The possibility of recurrence, which may appear as reinfection following treatment or as a delayed relapse after reaching SVR, is one challenge to expanding HCV treatment. Individuals who participate in ongoing high-risk activities, such as injecting drug users (IDUs), are particularly vulnerable due to their increased likelihood of reinfection. A meta-analysis study showed that the 5-year recurrence risk for HCV low-risk patients was 0.95%, with a pooled recurrence rate of 1.85 per 1000 person-years of follow-up (PYFU). On the other hand, the 5-year recurrence risk for high-risk patients was 10.67% due to a considerably higher pooled recurrence rate of 22.32 per 1000 PYFU (7). In our study, none of the patients who finished DAA treatment had a recurrence during the follow-up period. Our findings contrast with several previous studies reporting recurrence rates in HCV patients. For example, a study by Huang et al. found that for low-risk patients, the pooled recurrence rate was 0.89/1000 PYFU. For high-risk patients, the pooled recurrence rate was 29.37/1000 PYFU (8).
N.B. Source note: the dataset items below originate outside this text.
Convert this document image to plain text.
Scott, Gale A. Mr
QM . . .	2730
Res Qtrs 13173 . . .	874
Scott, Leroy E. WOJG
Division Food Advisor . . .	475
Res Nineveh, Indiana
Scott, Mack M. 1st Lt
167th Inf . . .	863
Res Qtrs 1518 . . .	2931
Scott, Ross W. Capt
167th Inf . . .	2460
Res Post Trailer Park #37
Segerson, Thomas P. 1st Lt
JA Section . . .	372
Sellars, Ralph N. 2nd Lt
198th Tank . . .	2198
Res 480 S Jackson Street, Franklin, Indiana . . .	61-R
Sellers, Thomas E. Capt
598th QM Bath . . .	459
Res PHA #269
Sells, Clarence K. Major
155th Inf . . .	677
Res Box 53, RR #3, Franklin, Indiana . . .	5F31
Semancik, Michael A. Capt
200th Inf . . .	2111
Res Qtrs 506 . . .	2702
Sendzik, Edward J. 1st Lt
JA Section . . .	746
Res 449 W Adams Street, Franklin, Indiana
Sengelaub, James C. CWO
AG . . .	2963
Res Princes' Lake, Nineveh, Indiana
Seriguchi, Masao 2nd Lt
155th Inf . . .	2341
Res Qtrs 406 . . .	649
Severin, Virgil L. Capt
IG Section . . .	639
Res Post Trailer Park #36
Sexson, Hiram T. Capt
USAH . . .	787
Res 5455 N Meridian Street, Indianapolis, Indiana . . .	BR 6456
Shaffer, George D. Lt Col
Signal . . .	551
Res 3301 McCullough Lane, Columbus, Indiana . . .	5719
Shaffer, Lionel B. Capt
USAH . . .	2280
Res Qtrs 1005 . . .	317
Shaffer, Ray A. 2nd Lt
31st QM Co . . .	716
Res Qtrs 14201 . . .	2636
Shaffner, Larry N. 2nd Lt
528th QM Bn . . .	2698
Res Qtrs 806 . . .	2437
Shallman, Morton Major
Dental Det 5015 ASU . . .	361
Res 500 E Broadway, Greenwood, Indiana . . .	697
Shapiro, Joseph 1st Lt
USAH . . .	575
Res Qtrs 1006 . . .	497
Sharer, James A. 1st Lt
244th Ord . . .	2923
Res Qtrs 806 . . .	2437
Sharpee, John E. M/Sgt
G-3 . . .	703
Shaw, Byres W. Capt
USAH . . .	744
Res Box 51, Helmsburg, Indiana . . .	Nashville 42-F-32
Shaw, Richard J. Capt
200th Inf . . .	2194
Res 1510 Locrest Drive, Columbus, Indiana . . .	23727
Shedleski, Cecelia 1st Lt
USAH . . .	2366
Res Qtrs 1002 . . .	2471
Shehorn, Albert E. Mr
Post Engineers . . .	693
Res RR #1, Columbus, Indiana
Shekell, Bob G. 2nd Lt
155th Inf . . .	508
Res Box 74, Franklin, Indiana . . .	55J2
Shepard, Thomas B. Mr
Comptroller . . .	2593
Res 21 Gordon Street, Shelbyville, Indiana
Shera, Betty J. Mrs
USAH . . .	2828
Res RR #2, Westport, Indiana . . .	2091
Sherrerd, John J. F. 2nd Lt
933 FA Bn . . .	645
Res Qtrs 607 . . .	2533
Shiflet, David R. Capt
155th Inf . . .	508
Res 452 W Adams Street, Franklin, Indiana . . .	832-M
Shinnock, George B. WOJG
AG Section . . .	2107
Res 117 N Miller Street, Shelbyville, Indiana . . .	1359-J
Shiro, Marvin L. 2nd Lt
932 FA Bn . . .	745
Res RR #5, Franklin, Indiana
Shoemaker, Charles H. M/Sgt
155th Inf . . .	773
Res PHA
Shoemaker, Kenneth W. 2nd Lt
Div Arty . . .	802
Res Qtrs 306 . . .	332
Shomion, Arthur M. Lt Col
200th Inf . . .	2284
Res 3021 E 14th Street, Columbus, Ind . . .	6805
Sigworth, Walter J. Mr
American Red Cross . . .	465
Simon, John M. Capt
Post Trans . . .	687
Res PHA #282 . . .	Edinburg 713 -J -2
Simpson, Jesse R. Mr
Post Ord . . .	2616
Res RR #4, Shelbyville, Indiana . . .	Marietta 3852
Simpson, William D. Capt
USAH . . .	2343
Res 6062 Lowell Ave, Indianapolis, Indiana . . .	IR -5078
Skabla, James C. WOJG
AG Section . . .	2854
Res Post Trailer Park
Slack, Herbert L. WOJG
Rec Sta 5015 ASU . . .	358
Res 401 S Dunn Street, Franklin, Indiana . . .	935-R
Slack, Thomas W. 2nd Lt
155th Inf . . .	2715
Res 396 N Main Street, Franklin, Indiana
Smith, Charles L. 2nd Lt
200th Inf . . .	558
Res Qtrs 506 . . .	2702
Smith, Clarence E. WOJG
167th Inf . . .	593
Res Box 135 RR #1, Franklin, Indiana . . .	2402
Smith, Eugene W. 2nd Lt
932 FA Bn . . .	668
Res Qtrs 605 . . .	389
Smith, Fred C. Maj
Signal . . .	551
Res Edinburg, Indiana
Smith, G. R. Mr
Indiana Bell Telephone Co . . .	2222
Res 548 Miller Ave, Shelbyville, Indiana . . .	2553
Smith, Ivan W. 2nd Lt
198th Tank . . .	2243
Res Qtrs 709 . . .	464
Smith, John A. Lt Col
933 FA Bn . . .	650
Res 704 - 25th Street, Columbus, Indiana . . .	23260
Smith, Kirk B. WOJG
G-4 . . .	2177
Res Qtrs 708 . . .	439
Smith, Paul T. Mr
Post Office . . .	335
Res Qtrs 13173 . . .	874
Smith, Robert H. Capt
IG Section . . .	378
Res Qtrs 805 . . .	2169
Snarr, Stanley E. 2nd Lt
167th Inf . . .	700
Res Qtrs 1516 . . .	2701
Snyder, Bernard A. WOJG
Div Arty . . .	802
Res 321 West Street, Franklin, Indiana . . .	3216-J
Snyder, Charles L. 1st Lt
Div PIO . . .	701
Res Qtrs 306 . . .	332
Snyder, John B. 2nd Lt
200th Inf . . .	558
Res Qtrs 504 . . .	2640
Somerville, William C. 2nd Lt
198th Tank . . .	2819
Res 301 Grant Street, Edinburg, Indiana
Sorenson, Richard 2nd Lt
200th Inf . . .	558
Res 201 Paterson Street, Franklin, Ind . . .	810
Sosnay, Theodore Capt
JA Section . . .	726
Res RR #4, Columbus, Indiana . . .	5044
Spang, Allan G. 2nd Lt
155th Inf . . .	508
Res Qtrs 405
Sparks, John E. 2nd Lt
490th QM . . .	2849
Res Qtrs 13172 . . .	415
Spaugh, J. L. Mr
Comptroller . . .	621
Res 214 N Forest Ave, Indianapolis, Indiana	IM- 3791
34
The differences between our study and other studies can be explained by human genetic makeup, viral genotypes, and the treatment regimen used.
Additionally, our research supports other studies that emphasized that the lack of coinfections can significantly predict long-term treatment success (9, 10). Furthermore, efficient post-treatment management and compliance with preventive measures may have played a role in the zero-reinfection rate observed in our group.
Our study has limitations. Firstly, we recruited patients without high-risk behaviors, which may limit generalizability. However, the study allowed for a focused analysis of relapse in a well-defined group. Secondly, the small sample size and lack of patient diversity make it difficult to generalize the results. However, we included all the patients we received during the study period, and we believe that it reflects real-world outcomes with minimal selection bias. Finally, being a single-center study may limit external applicability, but the study provides important long-term data from a unique population.
5.1. Conclusions
Our research showed that there were no instances of HCV recurrence or reinfection in patients who received treatment with DAAs. These results underscore the strong effectiveness of DAAs in attaining a SVR and avoiding recurrence. The findings are optimistic, despite the limited sample size and the possibility that our group represents a lower-risk subset of HCV patients. Future research with larger and more diverse populations is warranted to confirm these results and to further elucidate the factors that contribute to the durability of SVR over extended periods. Further investigation involving larger groups and extended follow-up times is crucial to better understand the long-lasting effects of DAAs in the Iraqi population. In particular, studies that include patients with co-morbidities and HBV co-infection would be valuable. Additionally, genomic and immunological studies may help identify host or viral factors associated with long-term treatment success or relapse. Future research with larger sample sizes, particularly targeting high-risk populations, could help to enhance these findings.